Mas o que essa prática de corrupção no mercado da
comunicação brasileiro tem a ver com as agências de checagem?
Acontece que essa tradição é a base estrutural em que se
estriba o jornalismo brasileiro, marcado pela dependência de
grandes veículos através de uma relação simbiótica. O resultado
mais óbvio dessa prática é a manutenção do poder ilimitado de
grandes veículos sobre a sociedade e consequentemente sobre a
política e os rumos do país.
Se mesmo com baixa audiência, a Globo continua mantendo os
horários mais caros do Brasil, isso significa uma falsa sensação de
relevância, mas que tem o poder de produzir grandes mudanças.
Este é o motivo pelo qual um cidadão que já não assiste ao
Fantástico há décadas precisa, de qualquer forma, saber ou opinar
sobre o que foi destaque no último domingo, já que o mesmo tema é
agendado para ser repercutido em outras mídias. Os mesmos
anunciantes que pagam cifras milionárias para aparecerem no
intervalo do Fantástico precisam, para valorizar o seu produto, dar
relevância ou exigir o mesmo de outros canais nos quais anunciam.
Esses canais, por sua vez, na tentativa de fazer com que seus espaços
valham algo próximo do Fantástico, repercutem o mesmo conteúdo
ou acompanham as reações sociais daquelas mensagens, em uma
engrenagem de interesses comerciais em busca de ideias, opiniões
ou fatos com os quais negociam a sua relevância.
Tudo isso por meio do velho jogo de espelhos midiático, que ao
simular relevância e credibilidade, recebe em troca um turbilhão de
interesses fingidos, interesseiros, em busca do tão sonhado lugar ao
sol na opinião pública. Ostracismo e isolamento, na democracia
libera, significa também perdas financeiras insuportáveis.

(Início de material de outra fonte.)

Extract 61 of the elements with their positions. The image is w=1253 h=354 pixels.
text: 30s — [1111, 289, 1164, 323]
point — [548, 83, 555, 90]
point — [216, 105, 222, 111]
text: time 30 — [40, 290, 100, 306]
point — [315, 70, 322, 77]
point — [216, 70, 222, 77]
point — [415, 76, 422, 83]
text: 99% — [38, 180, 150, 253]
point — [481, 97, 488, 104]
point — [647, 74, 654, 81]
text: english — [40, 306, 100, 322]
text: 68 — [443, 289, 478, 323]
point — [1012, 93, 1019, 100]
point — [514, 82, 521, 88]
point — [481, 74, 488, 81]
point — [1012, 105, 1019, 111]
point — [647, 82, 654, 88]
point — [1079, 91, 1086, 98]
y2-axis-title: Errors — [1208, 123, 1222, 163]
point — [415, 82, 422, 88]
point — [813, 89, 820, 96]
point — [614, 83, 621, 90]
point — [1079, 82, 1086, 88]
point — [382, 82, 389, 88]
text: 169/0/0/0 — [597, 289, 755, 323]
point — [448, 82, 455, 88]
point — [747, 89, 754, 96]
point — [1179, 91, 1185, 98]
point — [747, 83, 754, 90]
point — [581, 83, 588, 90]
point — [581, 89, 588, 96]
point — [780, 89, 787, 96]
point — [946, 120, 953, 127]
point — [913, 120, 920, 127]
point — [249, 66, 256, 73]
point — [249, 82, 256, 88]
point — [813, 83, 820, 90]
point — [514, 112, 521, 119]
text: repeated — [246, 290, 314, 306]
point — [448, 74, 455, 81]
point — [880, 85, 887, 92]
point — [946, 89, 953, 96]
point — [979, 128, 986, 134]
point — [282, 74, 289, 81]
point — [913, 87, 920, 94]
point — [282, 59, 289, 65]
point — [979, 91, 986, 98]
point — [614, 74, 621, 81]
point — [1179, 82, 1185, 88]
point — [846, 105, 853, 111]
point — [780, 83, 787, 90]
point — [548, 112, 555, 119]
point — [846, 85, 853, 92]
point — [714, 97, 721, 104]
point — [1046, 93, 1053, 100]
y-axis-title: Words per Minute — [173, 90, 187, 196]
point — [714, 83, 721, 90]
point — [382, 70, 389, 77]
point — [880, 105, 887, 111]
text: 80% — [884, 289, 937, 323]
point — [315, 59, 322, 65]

Embora tudo pareça um jogo de interesses mais ou menos
espontâneos, ele é gerado por uma alavanca que é movida por mãos
humanas. Os globalistas, como verdadeiros especuladores da ação e
reação humanas, apostam alto em suas agências milionárias de
propaganda com sede em Manhattan. É delas que vem o dinheiro
que paga terroristas virtuais como o Sleeping Giant, imbuídos da
função de ameaçar os próprios clientes das agências, empurrando-os
na agenda politicamente correta que orienta comportamentos.
O sonho dos globalistas não é apenas cravar estacas de um
império econômico e financeiro, mas principalmente
comportamental. O interesse por essa transformação vai muito além
das meras utopias socialistas, tecnocráticas ou transumanistas. O
controle dos comportamentos significa controle de pessoas, que são
ativos importantes para quem deseja reduzir custos com mão de
obra. Indivíduos atomizados, sem família, reféns de desejos sexuais
moldáveis e viciados em entretenimento podem ser pagos com
muito menos do que os cidadãos de épocas em que a necessidade
objetiva era o critério do consumo. Eis o interesse dos gigantes no
politicamente correto e sua retórica de aparente sensibilidade. Um
endurecimento de leis trabalhistas, com o almejado retorno da
miséria global, fará necessária uma justificativa humanitária
enganosa e passível de se tornar uma boa e lucrativa propaganda.